Unaware of the legacy, when attending the burial of Mrs Wilcox, Miss Schlegel, true to her commitment to personal relations and the contemplation of beauty, ignores the social convention of the time of leaving white flowers at a graveside, and brings bright chrysanthemums.
The reader is free to extend or to refute parallels between the story of Howards End and the story of cricket in England in the last twenty years.
The Coach/Director’s present contract comes to an end after the final Test that starting today.
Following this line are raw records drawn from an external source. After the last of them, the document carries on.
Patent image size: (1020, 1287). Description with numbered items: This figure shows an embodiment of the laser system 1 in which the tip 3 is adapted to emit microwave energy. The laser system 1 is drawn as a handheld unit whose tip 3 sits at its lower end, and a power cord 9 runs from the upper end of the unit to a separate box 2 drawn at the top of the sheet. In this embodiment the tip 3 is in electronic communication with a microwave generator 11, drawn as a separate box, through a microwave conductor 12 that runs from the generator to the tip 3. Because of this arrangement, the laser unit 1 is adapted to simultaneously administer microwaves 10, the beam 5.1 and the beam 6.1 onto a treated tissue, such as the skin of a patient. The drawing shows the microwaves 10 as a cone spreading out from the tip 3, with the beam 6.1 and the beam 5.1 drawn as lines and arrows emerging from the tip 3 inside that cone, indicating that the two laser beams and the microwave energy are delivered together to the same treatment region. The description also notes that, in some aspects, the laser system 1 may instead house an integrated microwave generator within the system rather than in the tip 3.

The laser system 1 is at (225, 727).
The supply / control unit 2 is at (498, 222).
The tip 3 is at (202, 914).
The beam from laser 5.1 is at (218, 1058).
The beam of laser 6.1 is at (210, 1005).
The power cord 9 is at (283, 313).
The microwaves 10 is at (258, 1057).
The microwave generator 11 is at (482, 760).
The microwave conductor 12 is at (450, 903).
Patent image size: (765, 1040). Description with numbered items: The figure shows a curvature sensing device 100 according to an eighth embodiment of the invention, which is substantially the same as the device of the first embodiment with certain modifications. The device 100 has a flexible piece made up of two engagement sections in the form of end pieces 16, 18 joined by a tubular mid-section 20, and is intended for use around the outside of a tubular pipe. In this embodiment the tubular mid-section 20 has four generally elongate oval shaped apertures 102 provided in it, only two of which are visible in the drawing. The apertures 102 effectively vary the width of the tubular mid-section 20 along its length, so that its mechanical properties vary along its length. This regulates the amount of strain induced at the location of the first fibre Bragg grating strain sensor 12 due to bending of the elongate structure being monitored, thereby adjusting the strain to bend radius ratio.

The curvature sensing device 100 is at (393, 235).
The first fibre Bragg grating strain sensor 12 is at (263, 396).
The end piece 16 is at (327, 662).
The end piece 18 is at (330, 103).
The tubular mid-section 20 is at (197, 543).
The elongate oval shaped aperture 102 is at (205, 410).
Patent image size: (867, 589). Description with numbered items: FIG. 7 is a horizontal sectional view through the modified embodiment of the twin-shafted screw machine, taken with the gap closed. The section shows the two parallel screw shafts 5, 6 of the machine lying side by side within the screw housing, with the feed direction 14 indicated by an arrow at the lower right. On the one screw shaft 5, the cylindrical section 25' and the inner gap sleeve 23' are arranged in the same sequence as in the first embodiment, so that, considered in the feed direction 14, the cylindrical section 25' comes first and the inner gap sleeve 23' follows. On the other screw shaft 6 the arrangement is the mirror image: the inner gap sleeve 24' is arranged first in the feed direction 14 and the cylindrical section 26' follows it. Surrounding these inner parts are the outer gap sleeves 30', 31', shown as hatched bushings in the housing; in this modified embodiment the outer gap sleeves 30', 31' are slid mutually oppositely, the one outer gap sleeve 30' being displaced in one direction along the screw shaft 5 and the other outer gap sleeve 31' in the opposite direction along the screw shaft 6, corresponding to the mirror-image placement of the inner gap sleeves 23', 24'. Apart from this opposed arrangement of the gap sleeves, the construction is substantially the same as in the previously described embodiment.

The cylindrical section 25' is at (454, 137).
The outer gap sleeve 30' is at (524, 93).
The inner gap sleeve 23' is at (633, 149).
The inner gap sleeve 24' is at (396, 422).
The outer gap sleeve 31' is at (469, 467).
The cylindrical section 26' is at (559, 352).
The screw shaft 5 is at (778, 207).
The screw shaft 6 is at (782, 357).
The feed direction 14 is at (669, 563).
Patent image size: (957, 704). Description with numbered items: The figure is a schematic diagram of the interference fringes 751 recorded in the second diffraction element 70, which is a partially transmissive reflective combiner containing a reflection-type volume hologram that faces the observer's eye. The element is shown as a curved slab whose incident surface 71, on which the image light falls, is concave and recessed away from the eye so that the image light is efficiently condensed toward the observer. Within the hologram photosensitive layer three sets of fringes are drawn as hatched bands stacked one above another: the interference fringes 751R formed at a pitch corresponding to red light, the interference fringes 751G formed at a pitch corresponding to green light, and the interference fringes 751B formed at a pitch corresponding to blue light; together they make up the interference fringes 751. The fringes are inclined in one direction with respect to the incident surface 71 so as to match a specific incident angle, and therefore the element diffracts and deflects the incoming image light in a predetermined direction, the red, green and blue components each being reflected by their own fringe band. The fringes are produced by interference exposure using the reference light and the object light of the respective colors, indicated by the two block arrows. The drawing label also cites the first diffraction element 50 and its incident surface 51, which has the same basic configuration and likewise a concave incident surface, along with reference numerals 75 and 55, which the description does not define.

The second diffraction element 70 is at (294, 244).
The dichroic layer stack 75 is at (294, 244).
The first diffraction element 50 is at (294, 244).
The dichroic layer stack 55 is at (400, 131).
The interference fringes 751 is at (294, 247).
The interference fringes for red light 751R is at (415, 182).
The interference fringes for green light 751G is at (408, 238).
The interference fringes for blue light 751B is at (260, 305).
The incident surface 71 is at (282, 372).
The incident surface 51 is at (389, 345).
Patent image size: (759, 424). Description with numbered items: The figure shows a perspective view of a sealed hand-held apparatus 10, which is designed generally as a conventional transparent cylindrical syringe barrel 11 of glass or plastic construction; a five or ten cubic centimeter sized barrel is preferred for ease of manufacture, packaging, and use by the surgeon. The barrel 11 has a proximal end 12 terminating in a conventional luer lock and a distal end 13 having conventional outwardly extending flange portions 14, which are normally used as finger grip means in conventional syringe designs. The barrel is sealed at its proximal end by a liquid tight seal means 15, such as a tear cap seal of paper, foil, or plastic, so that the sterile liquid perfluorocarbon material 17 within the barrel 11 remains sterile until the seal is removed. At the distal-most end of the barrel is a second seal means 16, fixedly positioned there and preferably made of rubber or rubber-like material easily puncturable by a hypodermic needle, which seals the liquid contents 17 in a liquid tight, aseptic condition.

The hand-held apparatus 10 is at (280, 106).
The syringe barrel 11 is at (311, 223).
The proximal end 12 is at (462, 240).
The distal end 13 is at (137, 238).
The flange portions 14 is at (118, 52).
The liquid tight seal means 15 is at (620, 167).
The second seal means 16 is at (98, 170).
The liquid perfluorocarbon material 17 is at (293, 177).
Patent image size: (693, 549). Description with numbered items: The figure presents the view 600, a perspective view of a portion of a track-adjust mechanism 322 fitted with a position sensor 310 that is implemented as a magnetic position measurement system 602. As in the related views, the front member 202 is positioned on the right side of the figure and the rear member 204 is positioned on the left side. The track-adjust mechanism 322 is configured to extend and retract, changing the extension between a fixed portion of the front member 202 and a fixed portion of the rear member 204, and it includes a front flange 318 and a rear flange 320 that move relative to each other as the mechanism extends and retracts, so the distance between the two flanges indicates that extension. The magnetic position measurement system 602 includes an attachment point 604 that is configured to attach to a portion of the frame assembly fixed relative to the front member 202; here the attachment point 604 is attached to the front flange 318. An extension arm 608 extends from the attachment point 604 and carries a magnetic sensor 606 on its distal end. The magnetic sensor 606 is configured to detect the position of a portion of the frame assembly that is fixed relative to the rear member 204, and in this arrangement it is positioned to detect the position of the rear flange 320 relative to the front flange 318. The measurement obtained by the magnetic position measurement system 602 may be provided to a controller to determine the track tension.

This is, therefore, a moment when custody issues will be settled in favour of the status quo (a Wilcox/Flower future) or … or something closer to a less managerial, controlling tenure that theirs; one that can appreciate the value of an unproductive vine, true to the spirit of cricket as it has been played by the British for centuries.
“Hey, why not just report the facts?”
Novels (and poetry), especially those which do not rely on the well worn path of Lyrical Realism, demonstrate the potential of the imagination to communicate what life is like beyond personal experience.
In a powerful piece, “The Evil Doctrine That Results Alone Matter Has Spread” : Past, Present Or Future?, Backwatersman at Go Litel Blog, Go has recently quoted Dudley Carew,
“Of course he was right in pointing out that the spectator sitting with his scorecard and glass of beer may be within a few physical yards of the man on the boundary, but he is psychologically a thousand miles from the fielder who, is in nerves, mind and body, keyed up to something that is less a game than an ordeal, an ordeal by the fires of temperament and competition.”
For Backwatersman, the quote perhaps serves another important purpose, (still surely codified as Wilcox v Schlegel or Flower v Lehmann) but for Third Man it is an expression of the challenge he has been trying to meet, whenever his subconscious stirs and he reaches for the keyboard: that same impulse that saw him leap towards a catch in the gulley before he was fully conscious of the reaction, or that saw him drive or hook a ball before he had commanded his body to play the shot.
Why should the spectator with his score card, (or page from Cricket Archive) sitting within a few yards of the man on the boundary, (or at home in front of the telly) be psychologically a thousand miles from the fielder?
If Joyce could bring his readers to feel, through their nerves, the ordeal of a day in the life of Leopold Bloom, shouldn’t those writing about a cricketing ordeal set free the imagination? Can the attempted illusion of realism ever hope to communicate those tests and trials fired by temperament and competition that make up a contest on a cricket field?